One month ago a fellow bird dog training club member discovered tiny brown bugs infesting grain he stored in his garage to feed our club pigeons. He thought I might like to determine their name and report on their natural history. "Sure," I said, so he presented me with several dozen live bugs in a plastic medication vial. He did an Internet search himself hinting to me these 3-4 millimeter-long bugs might be grain weevils.
With help from the "Peterson Field Guide-Beetles" and "The Natural History of Insects" (1996) by Rod and Ken Preston-Mafhan I learned the distinguishing characteristic of these bugs was six legs making them insects. Since they had a horny firm covering over their abdominal segment, segmented antennae and chewing mouth parts, they had characteristics of beetles. Beetles have been the most successful of all animals for survival and for sheer number of species on Earth since over 350,000 species have been discovered in every conceivable climate on every continent. Three features have contributed to successful growth and survival of beetles. First, small size, usually less than 1 centimeter, permits feeding and hiding under fallen leaves and trees and in grass. Second, the beetle body covering called an exoskeleton provides protection and preserves body moisture. Finally, the diet is variable since every living or dead plant or animal is eaten by some species of beetle.
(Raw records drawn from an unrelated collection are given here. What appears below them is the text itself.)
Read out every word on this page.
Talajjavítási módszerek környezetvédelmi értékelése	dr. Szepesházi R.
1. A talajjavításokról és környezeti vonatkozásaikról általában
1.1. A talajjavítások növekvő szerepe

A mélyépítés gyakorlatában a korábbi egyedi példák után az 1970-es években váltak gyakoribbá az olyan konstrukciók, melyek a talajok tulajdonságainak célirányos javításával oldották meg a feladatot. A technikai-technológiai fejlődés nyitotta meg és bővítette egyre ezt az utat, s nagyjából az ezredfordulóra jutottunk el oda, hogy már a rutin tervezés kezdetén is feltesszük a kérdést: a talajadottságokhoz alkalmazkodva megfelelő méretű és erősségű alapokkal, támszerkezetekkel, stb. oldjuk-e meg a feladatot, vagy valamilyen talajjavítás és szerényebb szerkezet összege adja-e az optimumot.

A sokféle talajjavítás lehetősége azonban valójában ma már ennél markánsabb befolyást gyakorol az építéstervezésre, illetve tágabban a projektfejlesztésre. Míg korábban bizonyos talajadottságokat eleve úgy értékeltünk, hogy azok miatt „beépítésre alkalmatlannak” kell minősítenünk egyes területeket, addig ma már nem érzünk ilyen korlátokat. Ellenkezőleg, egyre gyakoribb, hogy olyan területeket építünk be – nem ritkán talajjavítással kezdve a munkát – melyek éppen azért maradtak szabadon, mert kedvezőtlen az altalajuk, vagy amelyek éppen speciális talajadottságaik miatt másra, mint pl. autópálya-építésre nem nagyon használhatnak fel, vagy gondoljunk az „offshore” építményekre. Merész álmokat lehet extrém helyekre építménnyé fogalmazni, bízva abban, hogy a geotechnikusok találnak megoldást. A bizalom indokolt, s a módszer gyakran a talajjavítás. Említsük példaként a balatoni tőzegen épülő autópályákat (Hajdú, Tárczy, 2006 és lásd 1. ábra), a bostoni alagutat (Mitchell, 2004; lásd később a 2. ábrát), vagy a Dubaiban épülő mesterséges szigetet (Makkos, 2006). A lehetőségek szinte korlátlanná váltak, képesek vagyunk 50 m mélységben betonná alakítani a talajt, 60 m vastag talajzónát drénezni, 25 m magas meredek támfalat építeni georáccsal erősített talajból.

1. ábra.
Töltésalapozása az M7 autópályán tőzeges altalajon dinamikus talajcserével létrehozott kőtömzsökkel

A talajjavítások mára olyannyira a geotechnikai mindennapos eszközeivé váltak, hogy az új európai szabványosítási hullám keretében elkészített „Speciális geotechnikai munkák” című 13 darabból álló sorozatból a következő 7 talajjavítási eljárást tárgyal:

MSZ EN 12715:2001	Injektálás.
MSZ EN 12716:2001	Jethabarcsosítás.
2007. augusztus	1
Under magnification the specimens I received revealed a long narrow turned down snout categorizing them as snout beetles. The presence of segmented antennae attached to an elbow and wing covers extended to the tip of the abdomen further identified them as grain weevils as described in the "Peterson Guide" since they did not fly whereas the similar maize and rice weevils could fly. Our weevil did not fly. So, my friend got it right, I think.
So what makes a beetle a weevil? Webster's Dictionary defines a weevil as a beetle which feeds on grain, fruit, nuts, plant seeds or cotton bolls.
Therefore, I assume a weevil is not defined by specific structure but by the fact it eats valuable agriculture crops becoming a pest hence labeled derogatorily, a weevil. The most notorious weevil, the cotton boll weevil, discovered in Texas in the early 1900s, caused farmers to lose millions of dollars from lost harvest annually when the weevil destroyed the cotton flower which produced the cotton fiber. While the vast majority of beetles are beneficial since they eat dead and decayed plants and animals or eat other insects, a weevil is considered an evil beetle.
Since the beetle specimen I studied eats grain, it is a weevil and weevil life cycle involves metamorphosis. After mating the female lays eggs in grain by chewing into the seed. Eggs hatch into small caterpillars which consume the grain, shedding their outer layer several times to accommodate growth and emerging from the last shedding as adult weevils ready to reproduce. The life span of most weevils is only several months.
Since insects have six legs, have you ever wondered how they move with out kicking or stumbling on their front legs? Keen observers noticed insects, including beetles, moved by raising the right front leg, left mid leg and right rear leg at the same time leaving the other legs on the ground creating a tripod stance. The legs on the ground pushed the insect forward until the other three legs touched the ground repeating the cycle. As a general characteristic, insects have wings, beetles included. Outer wing covers are opened and held stationary like airplane wings while the membranous wings underneath flap forward and down 100 times per second to produce flight. The grain weevil I studied is unusual because the outer wings are fused closed and vestigial wings underneath are incapable of flight.
My dog training friend sent me an evil beetle, a weevil, which in this case proved to be profitable since I gained a greater understanding of our natural world. Weevils are ubiquitous, a bit creepy and present man with a never ending challenge to protect agriculture crops around the world.